At last, the professor had completed his short monologue for the young students just beginning their classes here at the academy, and turned to me, adjusting his frosty monocle as he gave me a tight lipped expression of impatience. I coolly averted my eyes from him with a quiet sigh, and they fell onto the huddled group of children standing around us in a circle, staring at me intently, as if I was some otherworldly being they’d never had the pleasure of laying their eyes on ever before. It was the fifth time today a group of students was watching me like this, and I had started to grow bored of this after the first. I clutched my staff topped with a silver speckled blue sapphire in my left hand as I stood there outside on the dirt ground, and lowered its bottom to the ground, starting to carve a five pointed star around me with the tip. Once I had completed, the whole group had fallen into a sullen silence, and I threw my staff into the ground like a javelin, leaving it jutting out in front of me, the sapphire beginning to emanate a soft, muted light.

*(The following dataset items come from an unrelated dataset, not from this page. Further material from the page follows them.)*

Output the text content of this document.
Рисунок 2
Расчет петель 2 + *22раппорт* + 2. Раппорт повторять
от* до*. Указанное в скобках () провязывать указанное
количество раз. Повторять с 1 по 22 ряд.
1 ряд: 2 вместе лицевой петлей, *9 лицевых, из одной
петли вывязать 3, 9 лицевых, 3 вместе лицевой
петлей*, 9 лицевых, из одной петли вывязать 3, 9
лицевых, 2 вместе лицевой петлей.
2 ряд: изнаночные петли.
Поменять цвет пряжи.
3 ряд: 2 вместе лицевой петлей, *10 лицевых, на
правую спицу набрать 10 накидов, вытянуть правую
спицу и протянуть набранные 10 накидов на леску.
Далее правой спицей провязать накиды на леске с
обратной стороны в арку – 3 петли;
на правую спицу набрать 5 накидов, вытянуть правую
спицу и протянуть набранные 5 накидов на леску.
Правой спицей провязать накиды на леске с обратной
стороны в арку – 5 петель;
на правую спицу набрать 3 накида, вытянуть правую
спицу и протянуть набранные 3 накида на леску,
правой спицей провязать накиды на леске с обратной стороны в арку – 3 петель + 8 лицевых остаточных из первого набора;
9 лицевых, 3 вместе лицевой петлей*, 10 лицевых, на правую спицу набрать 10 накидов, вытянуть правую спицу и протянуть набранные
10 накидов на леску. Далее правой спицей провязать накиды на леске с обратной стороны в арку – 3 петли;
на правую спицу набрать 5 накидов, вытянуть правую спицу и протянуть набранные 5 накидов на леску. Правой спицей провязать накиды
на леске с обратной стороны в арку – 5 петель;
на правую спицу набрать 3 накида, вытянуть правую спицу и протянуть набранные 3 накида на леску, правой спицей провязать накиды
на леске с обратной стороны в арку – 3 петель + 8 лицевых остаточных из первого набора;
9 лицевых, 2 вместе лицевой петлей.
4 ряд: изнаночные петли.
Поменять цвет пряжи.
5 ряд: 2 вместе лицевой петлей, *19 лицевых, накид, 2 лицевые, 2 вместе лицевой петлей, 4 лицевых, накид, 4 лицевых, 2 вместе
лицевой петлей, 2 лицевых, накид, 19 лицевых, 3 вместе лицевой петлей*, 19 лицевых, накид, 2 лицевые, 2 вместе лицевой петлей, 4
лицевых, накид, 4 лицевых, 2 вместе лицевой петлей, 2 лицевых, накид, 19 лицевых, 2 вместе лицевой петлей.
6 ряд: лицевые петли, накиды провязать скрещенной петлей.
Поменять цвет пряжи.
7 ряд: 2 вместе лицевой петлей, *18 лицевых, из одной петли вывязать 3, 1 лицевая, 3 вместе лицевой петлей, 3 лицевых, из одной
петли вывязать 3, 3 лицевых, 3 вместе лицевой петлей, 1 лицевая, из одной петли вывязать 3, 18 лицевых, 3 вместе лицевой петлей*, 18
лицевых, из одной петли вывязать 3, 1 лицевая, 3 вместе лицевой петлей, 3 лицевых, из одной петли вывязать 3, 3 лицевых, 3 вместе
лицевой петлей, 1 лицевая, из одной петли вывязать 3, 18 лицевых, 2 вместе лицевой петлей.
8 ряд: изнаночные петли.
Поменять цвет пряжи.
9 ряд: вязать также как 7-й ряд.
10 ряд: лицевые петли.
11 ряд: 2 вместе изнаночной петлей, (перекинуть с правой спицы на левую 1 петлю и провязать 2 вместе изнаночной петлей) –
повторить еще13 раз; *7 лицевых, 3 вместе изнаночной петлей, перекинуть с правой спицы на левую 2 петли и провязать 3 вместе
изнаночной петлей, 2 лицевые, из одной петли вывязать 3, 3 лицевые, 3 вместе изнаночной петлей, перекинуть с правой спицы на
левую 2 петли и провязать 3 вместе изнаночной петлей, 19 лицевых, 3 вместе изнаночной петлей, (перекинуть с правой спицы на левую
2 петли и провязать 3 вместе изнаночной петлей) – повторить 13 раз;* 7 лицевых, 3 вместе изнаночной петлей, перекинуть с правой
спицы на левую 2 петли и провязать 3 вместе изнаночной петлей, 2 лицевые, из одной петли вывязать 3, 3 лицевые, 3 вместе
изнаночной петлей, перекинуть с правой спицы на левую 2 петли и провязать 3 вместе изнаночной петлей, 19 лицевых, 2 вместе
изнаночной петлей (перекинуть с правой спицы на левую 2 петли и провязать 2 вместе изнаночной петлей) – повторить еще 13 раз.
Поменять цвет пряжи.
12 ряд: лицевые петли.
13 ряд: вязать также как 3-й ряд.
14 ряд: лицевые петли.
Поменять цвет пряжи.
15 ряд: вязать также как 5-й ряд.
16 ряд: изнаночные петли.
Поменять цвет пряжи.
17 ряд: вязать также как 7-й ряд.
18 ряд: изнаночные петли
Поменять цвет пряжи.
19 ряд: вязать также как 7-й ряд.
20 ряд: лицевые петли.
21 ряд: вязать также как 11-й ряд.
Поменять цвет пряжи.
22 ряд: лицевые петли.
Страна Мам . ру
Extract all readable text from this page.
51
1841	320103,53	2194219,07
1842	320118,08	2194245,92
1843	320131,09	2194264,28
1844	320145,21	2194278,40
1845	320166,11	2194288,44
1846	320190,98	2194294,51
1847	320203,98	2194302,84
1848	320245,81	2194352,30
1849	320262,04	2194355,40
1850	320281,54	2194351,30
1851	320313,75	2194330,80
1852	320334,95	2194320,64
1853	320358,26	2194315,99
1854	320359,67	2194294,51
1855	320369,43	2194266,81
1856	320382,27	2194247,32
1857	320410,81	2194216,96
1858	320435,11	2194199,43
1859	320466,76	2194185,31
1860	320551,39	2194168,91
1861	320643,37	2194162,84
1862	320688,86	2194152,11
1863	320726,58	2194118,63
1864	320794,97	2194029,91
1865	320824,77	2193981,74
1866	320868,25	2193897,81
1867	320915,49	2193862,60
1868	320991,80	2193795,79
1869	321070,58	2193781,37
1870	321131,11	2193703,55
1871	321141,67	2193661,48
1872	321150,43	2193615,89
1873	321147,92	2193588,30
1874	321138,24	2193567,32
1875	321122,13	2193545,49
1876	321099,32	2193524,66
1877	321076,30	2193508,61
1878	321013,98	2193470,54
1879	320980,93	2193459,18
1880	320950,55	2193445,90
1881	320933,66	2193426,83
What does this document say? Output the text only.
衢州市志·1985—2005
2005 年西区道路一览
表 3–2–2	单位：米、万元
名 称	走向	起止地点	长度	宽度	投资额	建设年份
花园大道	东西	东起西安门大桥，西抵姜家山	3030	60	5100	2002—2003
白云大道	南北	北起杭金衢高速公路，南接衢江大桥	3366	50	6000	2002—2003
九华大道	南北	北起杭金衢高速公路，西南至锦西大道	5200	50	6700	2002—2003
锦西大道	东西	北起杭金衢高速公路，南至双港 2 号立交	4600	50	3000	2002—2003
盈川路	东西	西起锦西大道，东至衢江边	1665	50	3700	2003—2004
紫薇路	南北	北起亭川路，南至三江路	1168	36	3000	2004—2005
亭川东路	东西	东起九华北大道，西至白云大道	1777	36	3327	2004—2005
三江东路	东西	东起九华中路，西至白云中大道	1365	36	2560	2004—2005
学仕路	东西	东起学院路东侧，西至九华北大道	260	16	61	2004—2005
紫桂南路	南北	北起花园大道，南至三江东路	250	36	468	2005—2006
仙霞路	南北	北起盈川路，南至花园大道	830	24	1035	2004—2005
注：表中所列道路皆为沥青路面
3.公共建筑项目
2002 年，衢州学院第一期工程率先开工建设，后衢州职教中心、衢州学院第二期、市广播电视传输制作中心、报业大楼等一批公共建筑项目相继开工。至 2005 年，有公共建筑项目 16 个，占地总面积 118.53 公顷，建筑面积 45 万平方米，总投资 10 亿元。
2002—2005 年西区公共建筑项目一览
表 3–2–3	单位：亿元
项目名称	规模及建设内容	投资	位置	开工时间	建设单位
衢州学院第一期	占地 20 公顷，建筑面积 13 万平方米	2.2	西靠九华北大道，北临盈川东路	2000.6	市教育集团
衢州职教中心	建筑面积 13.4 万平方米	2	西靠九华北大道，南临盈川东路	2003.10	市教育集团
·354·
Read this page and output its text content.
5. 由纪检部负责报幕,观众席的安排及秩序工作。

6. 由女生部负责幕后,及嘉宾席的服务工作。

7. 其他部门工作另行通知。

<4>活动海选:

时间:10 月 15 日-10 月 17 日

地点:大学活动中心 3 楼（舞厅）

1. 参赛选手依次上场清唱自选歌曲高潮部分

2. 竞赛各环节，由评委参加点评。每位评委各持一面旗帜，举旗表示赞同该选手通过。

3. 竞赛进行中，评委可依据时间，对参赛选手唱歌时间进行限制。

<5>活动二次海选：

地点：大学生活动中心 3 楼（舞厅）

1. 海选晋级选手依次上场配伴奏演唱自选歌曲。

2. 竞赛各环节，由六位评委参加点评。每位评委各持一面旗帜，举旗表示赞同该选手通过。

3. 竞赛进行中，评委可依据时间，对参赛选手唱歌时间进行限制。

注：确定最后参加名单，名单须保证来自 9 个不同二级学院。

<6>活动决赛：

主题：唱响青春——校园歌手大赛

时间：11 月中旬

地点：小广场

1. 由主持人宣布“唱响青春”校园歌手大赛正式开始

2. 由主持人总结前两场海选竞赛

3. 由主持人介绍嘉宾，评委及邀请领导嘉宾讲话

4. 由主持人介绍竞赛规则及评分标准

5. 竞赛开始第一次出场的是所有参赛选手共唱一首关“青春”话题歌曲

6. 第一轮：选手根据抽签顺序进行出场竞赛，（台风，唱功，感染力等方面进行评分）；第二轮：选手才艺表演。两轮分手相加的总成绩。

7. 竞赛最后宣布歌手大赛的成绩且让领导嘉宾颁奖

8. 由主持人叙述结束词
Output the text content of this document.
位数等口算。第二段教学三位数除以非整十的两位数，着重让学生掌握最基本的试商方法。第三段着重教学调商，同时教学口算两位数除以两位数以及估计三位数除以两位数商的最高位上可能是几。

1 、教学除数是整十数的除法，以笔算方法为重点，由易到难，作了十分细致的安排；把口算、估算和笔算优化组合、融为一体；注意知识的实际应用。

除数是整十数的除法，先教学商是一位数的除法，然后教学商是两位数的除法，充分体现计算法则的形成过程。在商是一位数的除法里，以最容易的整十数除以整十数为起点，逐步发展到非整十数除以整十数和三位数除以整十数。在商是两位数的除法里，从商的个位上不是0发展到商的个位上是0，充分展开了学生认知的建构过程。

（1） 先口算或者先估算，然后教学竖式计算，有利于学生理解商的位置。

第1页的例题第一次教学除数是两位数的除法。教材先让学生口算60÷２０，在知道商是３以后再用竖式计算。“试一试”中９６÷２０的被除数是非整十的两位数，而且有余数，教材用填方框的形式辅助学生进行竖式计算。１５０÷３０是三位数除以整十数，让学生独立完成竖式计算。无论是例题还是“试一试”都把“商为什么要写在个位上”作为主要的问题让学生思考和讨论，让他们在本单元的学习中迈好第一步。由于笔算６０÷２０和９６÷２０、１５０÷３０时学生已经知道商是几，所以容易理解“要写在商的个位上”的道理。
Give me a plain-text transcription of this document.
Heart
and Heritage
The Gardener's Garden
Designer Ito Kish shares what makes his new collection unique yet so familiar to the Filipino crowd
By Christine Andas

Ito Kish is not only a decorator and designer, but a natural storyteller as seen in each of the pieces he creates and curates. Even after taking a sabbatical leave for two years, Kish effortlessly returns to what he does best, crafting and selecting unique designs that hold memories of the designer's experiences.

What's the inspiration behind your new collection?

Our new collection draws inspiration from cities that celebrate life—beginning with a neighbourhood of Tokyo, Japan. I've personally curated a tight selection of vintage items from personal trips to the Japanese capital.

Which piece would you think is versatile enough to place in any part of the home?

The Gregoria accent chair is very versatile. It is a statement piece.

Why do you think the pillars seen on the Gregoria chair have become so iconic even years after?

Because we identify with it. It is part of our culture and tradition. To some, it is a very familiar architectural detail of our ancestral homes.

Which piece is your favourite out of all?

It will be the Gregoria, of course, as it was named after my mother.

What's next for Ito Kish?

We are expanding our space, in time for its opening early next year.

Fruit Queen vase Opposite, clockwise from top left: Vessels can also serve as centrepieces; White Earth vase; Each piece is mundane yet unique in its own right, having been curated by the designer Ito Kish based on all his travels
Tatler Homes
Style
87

“It is I who control you,” I whispered under my breath, and slowly outstretched my left hand to its full length in front of me. At the tips of each of my fingers, a thin thread seemed to flow until it met with the ground, and once they connected to the dirt, I began to languidly raise up my hand, pulling the strings taut. “You only listen to me,” I recited, starting to tug up on the thread, now glowing a piercing blue. From the ground, shambling corpses of skeletons began to rise, being pulled up by the thread. “The cold darkness will meet with your spirit, and you will rise, under my every command.” Slowly as I lifted them up, they inevitably emerged, until they were fully born with my hand stretched as high above my head as I could raise it. “I own your soul and command you with audacity,” I finished softly, and with a snap of my fingers, the thread fell limply off of my fingers, and the skeletons gave low growls, eyeing the children like they were dinner.
I grasped my staff once again and pulled it up from the ground. Once it lost contact with the loose dirt, the fallen strands of string disintegrated, and I strode towards the summoned up corpses I had just conjured. “What shall I tell them to do?” I asked, obviously directing the question to my professor, but he didn’t take the hint until I glanced back at him.
“Command them to do something for the new students,” was the blunt, simple reply I received.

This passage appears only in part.